*Chico Mendonça
“O mundo gira, a Lusitana roda”, diz o slogan da transportadora paulista. O slogan é antigo, mas o Google informa que a empresa continua rodando. O mundo, por sua vez, nem é preciso consultar, gira cada vez mais rápido, numa velocidade febril. Qual uma centrífuga enlouquecida, vai jogando para o espaço o que parecia eterno, o que era, aos olhos contemporâneos, permanente e, por consequência, referência de segurança. Até 50 anos atrás, por exemplo, os homens alimentavam fé devocional na virgindade das mulheres. Os pais acreditavam em pé chato e botas ortopédicas, os filhos tinham convicção de que a vida seria muito melhor quando pudessem morar sozinhos e uma das certezas mais óbvias até recentemente era de que o telefone servia apenas para telefonar. Sem falar que ovo era péssimo para o colesterol.
A crença ou o desejo de uma ordem homogênea do mundo eliminava qualquer espaço para as diferenças. Estávamos separados de tudo que não fosse humano, de preferência com a tez branca. O planeta era mero palco para nossos pés e sonhávamos estender por todos os seus rincões as dádivas de nossa maior obra, a civilização.

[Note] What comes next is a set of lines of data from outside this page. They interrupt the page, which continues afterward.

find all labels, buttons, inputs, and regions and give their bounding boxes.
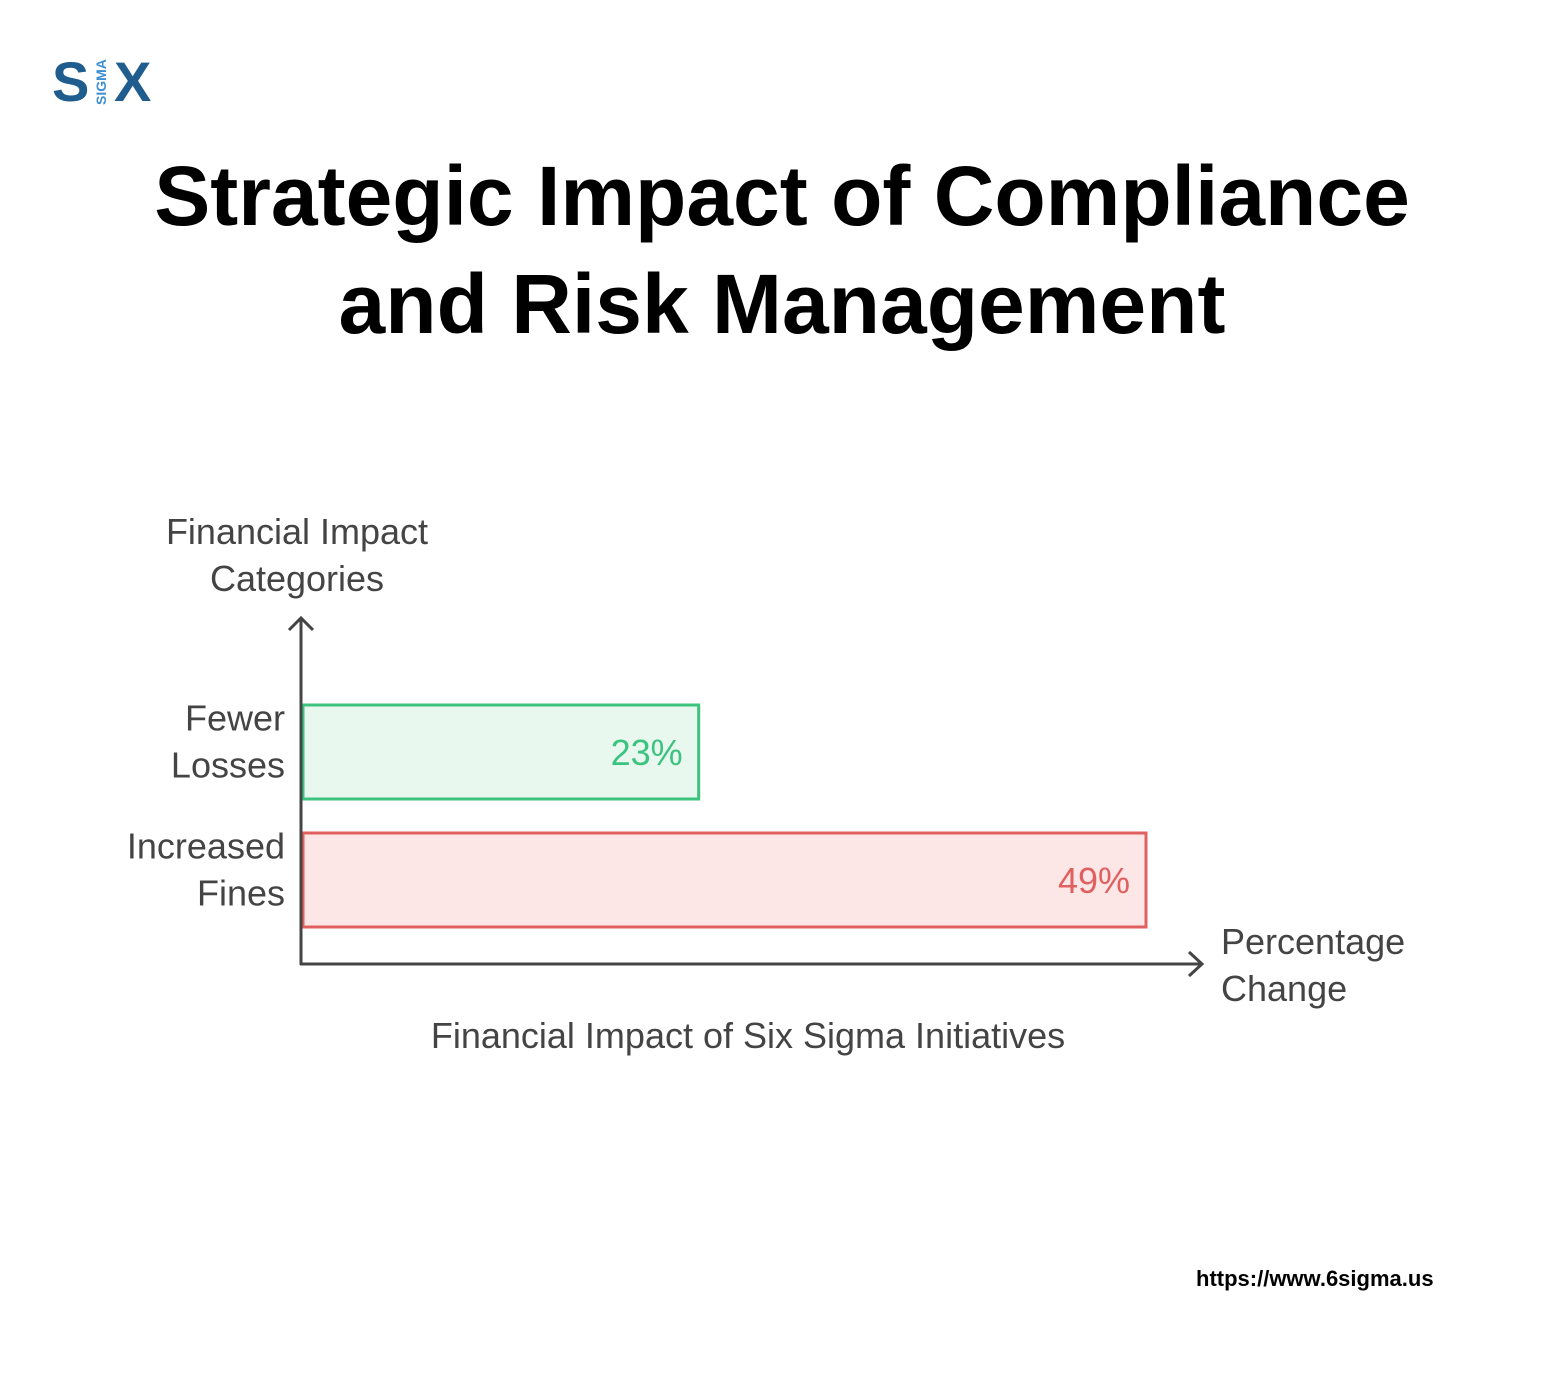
six-sigma-logo: S SIGMA X [52, 52, 164, 112]
title-line-2: and Risk Management [338, 257, 1226, 351]
y-axis-label-line-1: Financial Impact [166, 511, 428, 552]
bars-group: 23% Fewer Losses 49% Increased Fines [127, 698, 1148, 929]
x-axis-label: Percentage Change [1221, 921, 1405, 1009]
y-axis-label-line-2: Categories [210, 558, 384, 599]
y-axis-arrow-icon [287, 615, 315, 632]
category-label-1-line-1: Fines [197, 873, 285, 914]
chart-caption: Financial Impact of Six Sigma Initiative… [431, 1015, 1065, 1056]
category-label-0-line-0: Fewer [185, 698, 285, 739]
title-line-1: Strategic Impact of Compliance [154, 149, 1410, 243]
category-label-1-line-0: Increased [127, 826, 285, 867]
logo-letter-x: X [114, 50, 152, 113]
y-axis [287, 615, 315, 965]
bar-1 [301, 831, 1148, 929]
bar-value-label-0: 23% [611, 732, 683, 773]
x-axis-label-line-2: Change [1221, 968, 1347, 1009]
x-axis [300, 950, 1205, 978]
x-axis-label-line-1: Percentage [1221, 921, 1405, 962]
bar-0 [301, 703, 701, 801]
page-title: Strategic Impact of Compliance and Risk … [0, 142, 1564, 358]
footer-url[interactable]: https://www.6sigma.us [1196, 1266, 1434, 1291]
x-axis-arrow-icon [1187, 950, 1205, 978]
y-axis-label: Financial Impact Categories [166, 511, 428, 599]
category-label-0-line-1: Losses [171, 745, 285, 786]
logo-letter-s: S [52, 50, 90, 113]
bar-value-label-1: 49% [1058, 860, 1130, 901]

Me lembro, ainda criança, na década de 60, de ganhar um joguinho de atirar, cujos alvos eram animais e, não bastasse, entre eles havia um índio! Não era para menos, o general Custer reinava como mocinho nos filmes de faroeste. Desmatamento não preocupava ninguém, cortava-se árvores nas ruas e quintais porque sujavam o chão. Acho que os ambientalistas ainda não tinham chegado ao planeta. Só não éramos todos politicamente incorretos porque não havia nada politicamente incorreto. Os outros é que eram esquisitos.
Primeiro foi a televisão, depois o computador e, vertigem completa, chegou a internet. Tudo isso em pouco mais de 50 anos. Levando-se em conta que a vida existe na Terra há 3,5 bilhões de anos, dos quais o gênero humano só deu a graça 200 mil anos atrás, 50 anos é nada. Mas, nesse curto período, o velho mundo virou de ponta-cabeça. Os outros entraram em nossas casas e as diferenças arrombaram as portas e dinamitaram todas as velhas certezas. Nada mais é homogêneo, nem tem qualquer chance de ser. O sonho de Einstein de achar uma única lei que explicasse todo o universo morreu com ele. A impermanência e as múltiplas possibilidades, ao sabor do acaso, é que regem a vida. E o mais espantoso, depois da perda das referências de outrora, é que somos mais felizes agora!
Não significa que chegamos a lugar algum. Em muitos casos, apenas trocamos velhas crenças por outras novas. O politicamente correto é apenas um exemplo dessa falta de criatividade. Precisamos ainda de gavetas para separar e guardar as coisas do mundo e, mesmo depois da conquista de tanta tecnologia, procuramos incansavelmente teses que nos deem alguma segurança sobre o viver. A realidade não tem culpa, é neutra. O que ainda nos faz sofrer é o olhar velho e cansado sobre ela.